There have been three previous HCAI prevalence surveys, the last of which was in 2006.
This year, for the first time, the survey included independent sector hospitals and measured levels of antibiotic use in hospitals, as well as infection levels. Overall the HPA said the results were positive.
A total of 3,360 patients had an HCAI – equivalent to 6.4% – of whom 135 had more than one. This compares to the 2006 survey, which found 8.2% of patients had an HCAI.
Infections were most frequently detected in the respiratory tract, urinary tract and surgical sites.
HCAI prevalence in independent hospitals was lower than NHS hospitals - 2.2% compared with 6.5%. However, the HPA highlighted that the two sectors were not comparable, as the independent sector dealt mostly with elective admissions and patients usually had a shorter length of stay than the NHS.
The survey showed that since 2006, there has been an 18-fold overall reduction in MRSA bloodstream infections, from 1.3% of patients to 0.1%. In addition, there has been a five-fold reduction in C. difficile infections, from 2% to 0.4%.
Lead report author Susan Hopkins, a healthcare epidemiologist at the HPA, said: “Measures that were put in place to tackle MRSA and C. difficile infections have ensured that over the last few years rates have consistently gone down.
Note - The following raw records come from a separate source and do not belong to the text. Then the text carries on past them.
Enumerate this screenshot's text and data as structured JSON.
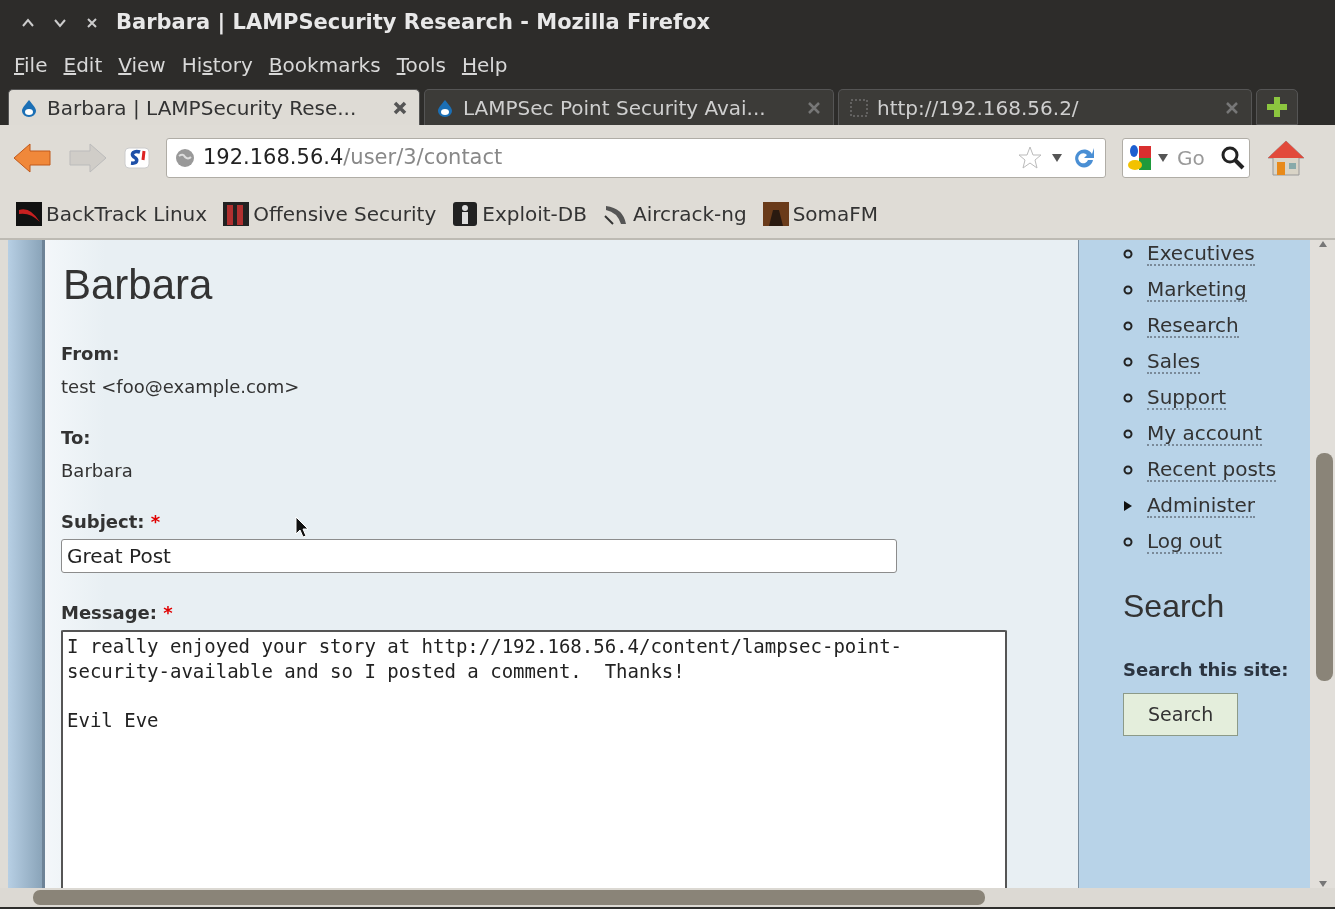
{
  "window": {
    "title": "Barbara | LAMPSecurity Research - Mozilla Firefox"
  },
  "menu": [
    {
      "key": "F",
      "post": "ile"
    },
    {
      "key": "E",
      "post": "dit"
    },
    {
      "key": "V",
      "post": "iew"
    },
    {
      "pre": "Hi",
      "key": "s",
      "post": "tory"
    },
    {
      "key": "B",
      "post": "ookmarks"
    },
    {
      "key": "T",
      "post": "ools"
    },
    {
      "key": "H",
      "post": "elp"
    }
  ],
  "tabs": [
    {
      "label": "Barbara | LAMPSecurity Rese...",
      "selected": true,
      "kind": "drop"
    },
    {
      "label": "LAMPSec Point Security Avai...",
      "selected": false,
      "kind": "drop"
    },
    {
      "label": "http://192.168.56.2/",
      "selected": false,
      "kind": "blank"
    }
  ],
  "address_bar": {
    "host": "192.168.56.4",
    "path": "/user/3/contact"
  },
  "search_box": {
    "value": "Go"
  },
  "bookmarks": [
    {
      "label": "BackTrack Linux",
      "kind": "backtrack"
    },
    {
      "label": "Offensive Security",
      "kind": "offsec"
    },
    {
      "label": "Exploit-DB",
      "kind": "exploit"
    },
    {
      "label": "Aircrack-ng",
      "kind": "aircrack"
    },
    {
      "label": "SomaFM",
      "kind": "soma"
    }
  ],
  "page": {
    "heading": "Barbara",
    "fields": [
      {
        "label": "From:",
        "kind": "text",
        "value": "test <foo@example.com>"
      },
      {
        "label": "To:",
        "kind": "text",
        "value": "Barbara"
      },
      {
        "label": "Subject:",
        "kind": "input",
        "value": "Great Post",
        "required_mark": "*"
      },
      {
        "label": "Message:",
        "kind": "textarea",
        "value": "I really enjoyed your story at http://192.168.56.4/content/lampsec-point-security-available and so I posted a comment.  Thanks!\n\nEvil Eve",
        "required_mark": "*"
      }
    ]
  },
  "sidebar": {
    "menu": [
      {
        "label": "Executives",
        "kind": "leaf"
      },
      {
        "label": "Marketing",
        "kind": "leaf"
      },
      {
        "label": "Research",
        "kind": "leaf"
      },
      {
        "label": "Sales",
        "kind": "leaf"
      },
      {
        "label": "Support",
        "kind": "leaf"
      },
      {
        "label": "My account",
        "kind": "leaf"
      },
      {
        "label": "Recent posts",
        "kind": "leaf"
      },
      {
        "label": "Administer",
        "kind": "collapsed"
      },
      {
        "label": "Log out",
        "kind": "leaf"
      }
    ],
    "search_heading": "Search",
    "search_label": "Search this site:",
    "search_button": "Search"
  }
}
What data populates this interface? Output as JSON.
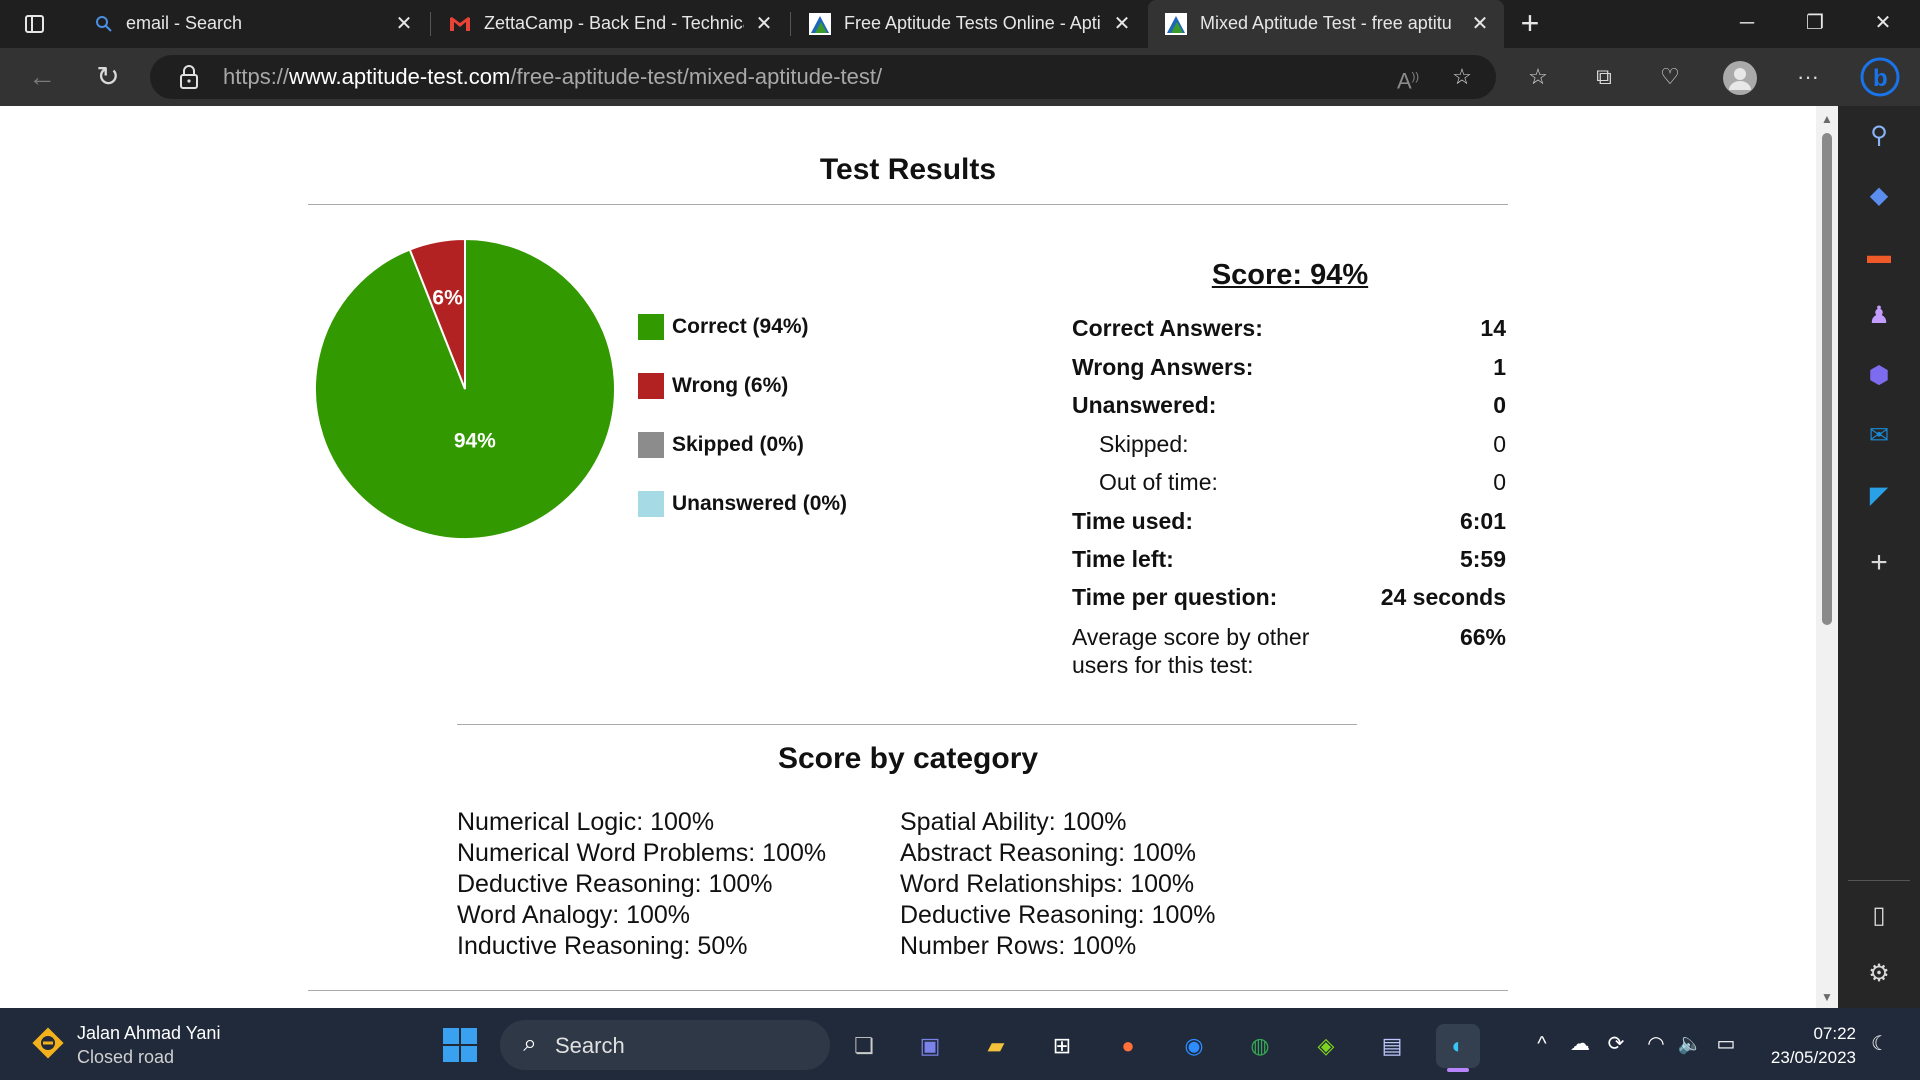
{
  "tabs": [
    {
      "title": "email - Search",
      "icon": "search-icon"
    },
    {
      "title": "ZettaCamp - Back End - Technica",
      "icon": "gmail-icon"
    },
    {
      "title": "Free Aptitude Tests Online - Apti",
      "icon": "aptitude-test-icon"
    },
    {
      "title": "Mixed Aptitude Test - free aptitu",
      "icon": "aptitude-test-icon",
      "active": true
    }
  ],
  "address": {
    "scheme": "https://",
    "host": "www.aptitude-test.com",
    "path": "/free-aptitude-test/mixed-aptitude-test/"
  },
  "results": {
    "title": "Test Results",
    "score": "Score: 94%",
    "stats": [
      {
        "label": "Correct Answers:",
        "value": "14",
        "bold": true
      },
      {
        "label": "Wrong Answers:",
        "value": "1",
        "bold": true
      },
      {
        "label": "Unanswered:",
        "value": "0",
        "bold": true
      },
      {
        "label": "Skipped:",
        "value": "0",
        "bold": false,
        "indent": true
      },
      {
        "label": "Out of time:",
        "value": "0",
        "bold": false,
        "indent": true
      },
      {
        "label": "Time used:",
        "value": "6:01",
        "bold": true
      },
      {
        "label": "Time left:",
        "value": "5:59",
        "bold": true
      },
      {
        "label": "Time per question:",
        "value": "24 seconds",
        "bold": true
      }
    ],
    "average_label_line1": "Average score by other",
    "average_label_line2": "users for this test:",
    "average_value": "66%"
  },
  "chart_data": {
    "type": "pie",
    "categories": [
      "Correct (94%)",
      "Wrong (6%)",
      "Skipped (0%)",
      "Unanswered (0%)"
    ],
    "values": [
      94,
      6,
      0,
      0
    ],
    "colors": [
      "#339900",
      "#b22222",
      "#8c8c8c",
      "#a6dbe6"
    ],
    "slice_labels": [
      "94%",
      "6%",
      "",
      ""
    ],
    "legend_position": "right"
  },
  "categories": {
    "title": "Score by category",
    "left": [
      "Numerical Logic: 100%",
      "Numerical Word Problems: 100%",
      "Deductive Reasoning: 100%",
      "Word Analogy: 100%",
      "Inductive Reasoning: 50%"
    ],
    "right": [
      "Spatial Ability: 100%",
      "Abstract Reasoning: 100%",
      "Word Relationships: 100%",
      "Deductive Reasoning: 100%",
      "Number Rows: 100%"
    ]
  },
  "taskbar": {
    "weather_title": "Jalan Ahmad Yani",
    "weather_sub": "Closed road",
    "search_placeholder": "Search",
    "time": "07:22",
    "date": "23/05/2023"
  }
}
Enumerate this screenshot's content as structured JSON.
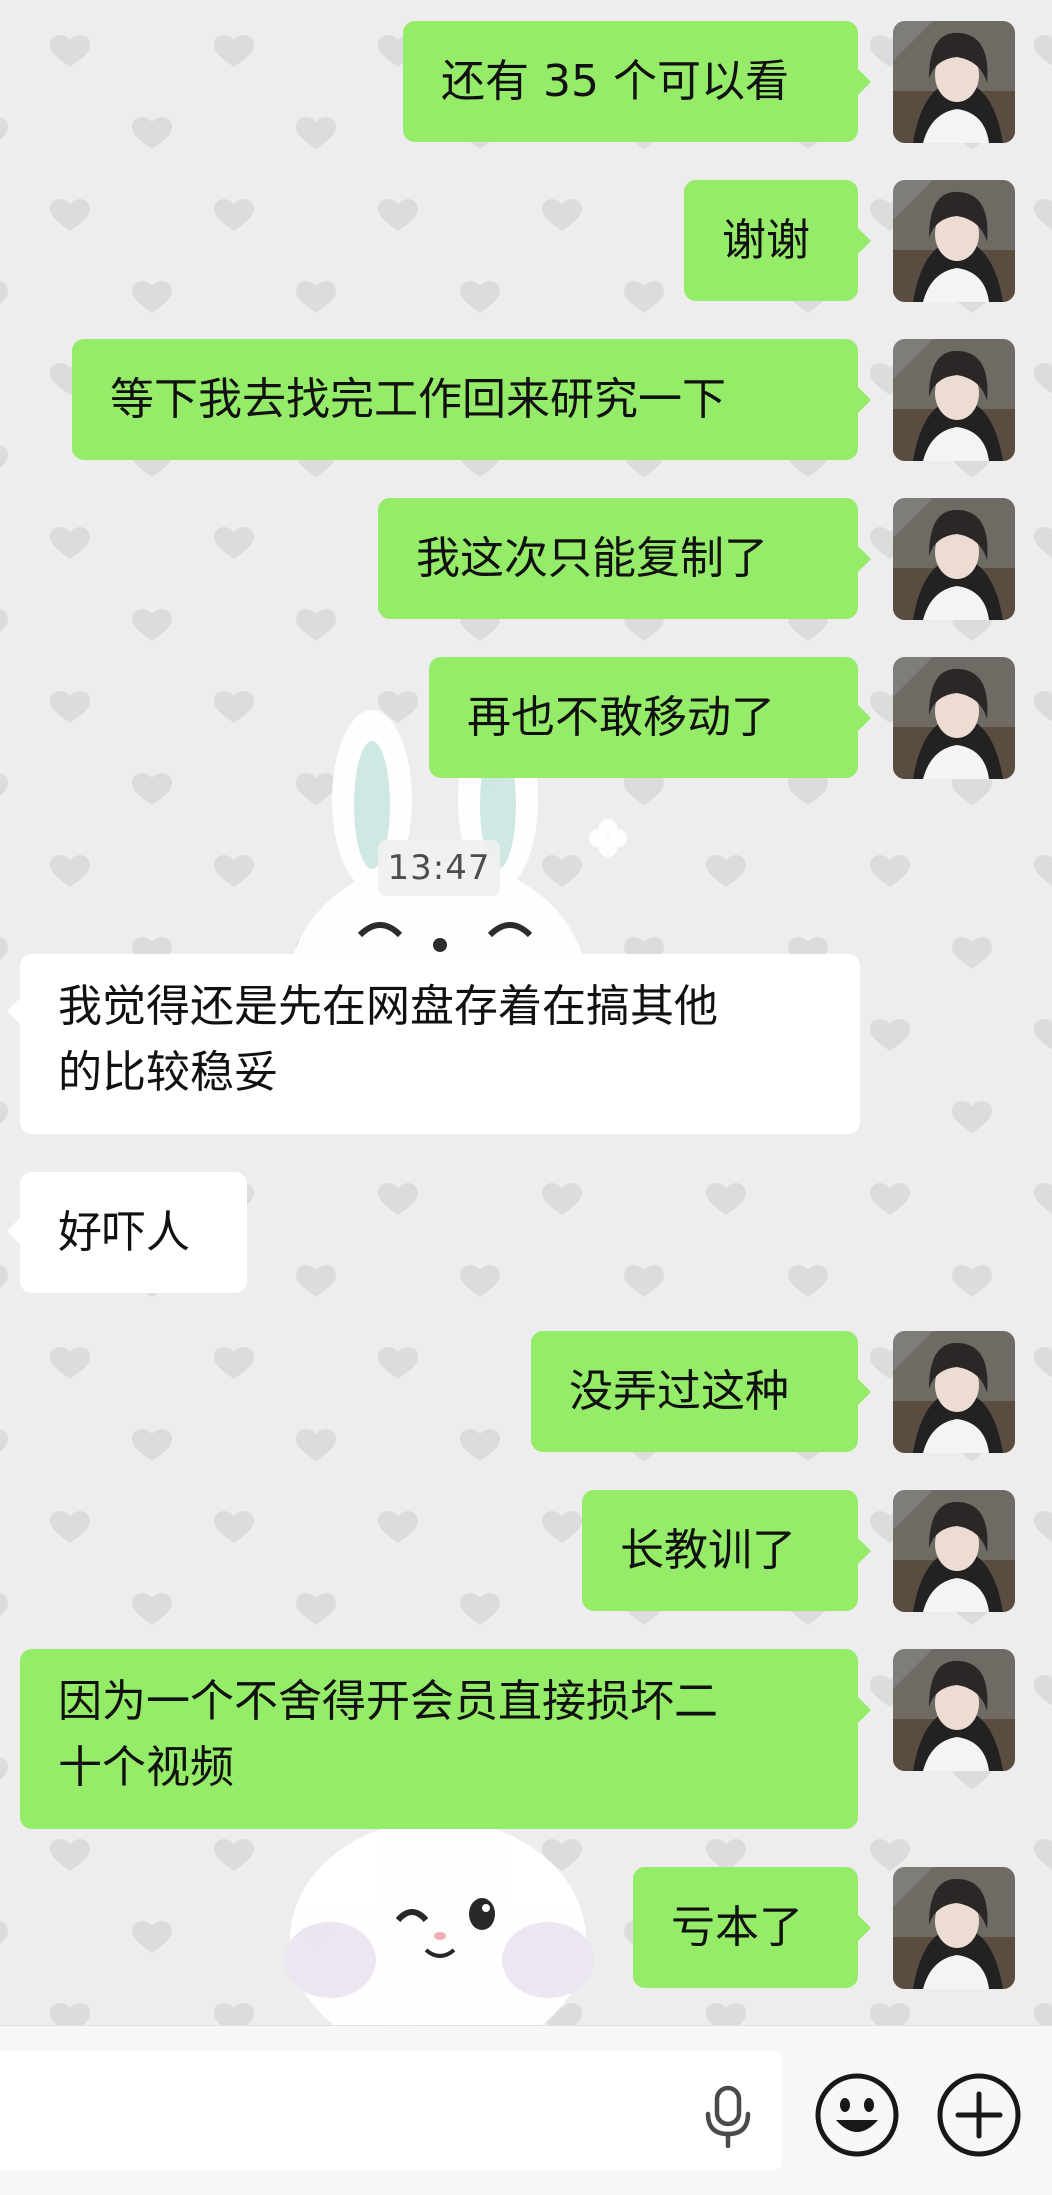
{
  "conversation": {
    "timestamp": "13:47",
    "messages": [
      {
        "from": "me",
        "text": "还有 35 个可以看"
      },
      {
        "from": "me",
        "text": "谢谢"
      },
      {
        "from": "me",
        "text": "等下我去找完工作回来研究一下"
      },
      {
        "from": "me",
        "text": "我这次只能复制了"
      },
      {
        "from": "me",
        "text": "再也不敢移动了"
      },
      {
        "from": "them",
        "lines": [
          "我觉得还是先在网盘存着在搞其他",
          "的比较稳妥"
        ]
      },
      {
        "from": "them",
        "text": "好吓人"
      },
      {
        "from": "me",
        "text": "没弄过这种"
      },
      {
        "from": "me",
        "text": "长教训了"
      },
      {
        "from": "me",
        "lines": [
          "因为一个不舍得开会员直接损坏二",
          "十个视频"
        ]
      },
      {
        "from": "me",
        "text": "亏本了"
      }
    ]
  },
  "input_bar": {
    "value": "",
    "voice_icon": "microphone-icon",
    "emoji_icon": "smiley-icon",
    "more_icon": "plus-circle-icon"
  },
  "colors": {
    "my_bubble": "#95ec69",
    "their_bubble": "#ffffff",
    "background": "#ededed"
  }
}
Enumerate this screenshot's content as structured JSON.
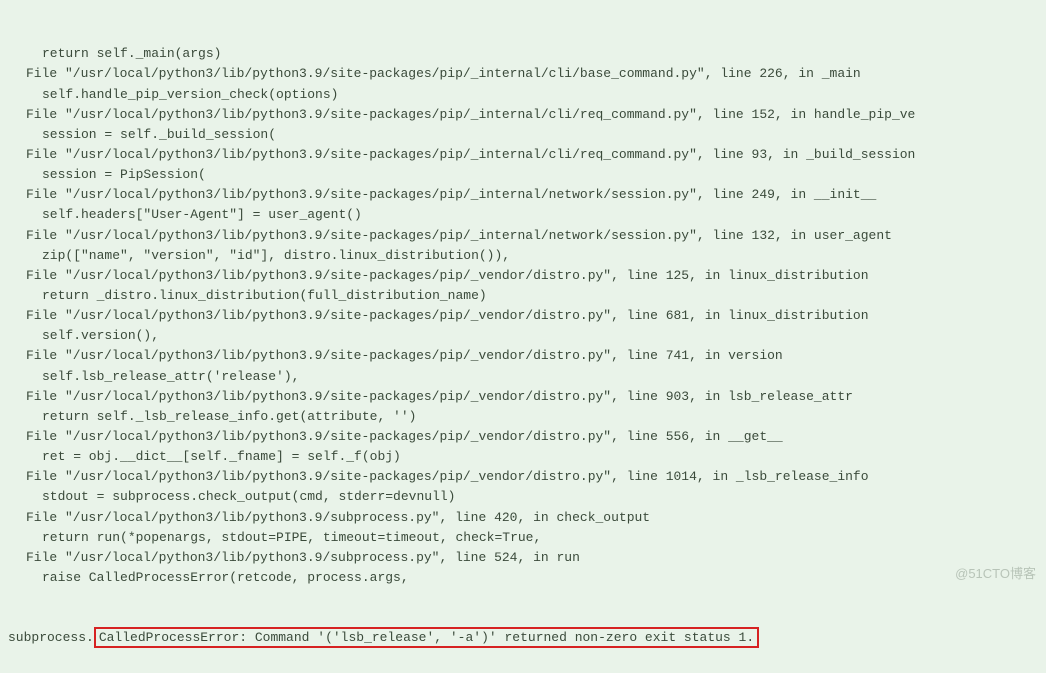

“In the meantime other bacteria, notably Enterobacteriaceae – also known as coliforms – have increased. It is clear that we need to find ways to control and prevent transmission of these bacteria and this is an important priority.”
The survey also revealed that antibiotics were being used by 34.7% of patients, the majority having been prescribed for infections that started in the community. The most commonly prescribed were beta-lactum antibiotics and enzyme inhibitors
The HPA noted that in 30% of cases where antibiotics were being prescribed for surgical prophylaxis, they were being given for more than one day.
Antimicrobial use was higher in the independent sector – used by 46.5% of patients – than in NHS hospitals, where 34.3% of patients used them.
The HPA suggested this variation might be caused by less antibiotics “stewardship” in the independent sector. For example, it said independent hospitals were less likely to have an antimicrobial pharmacist.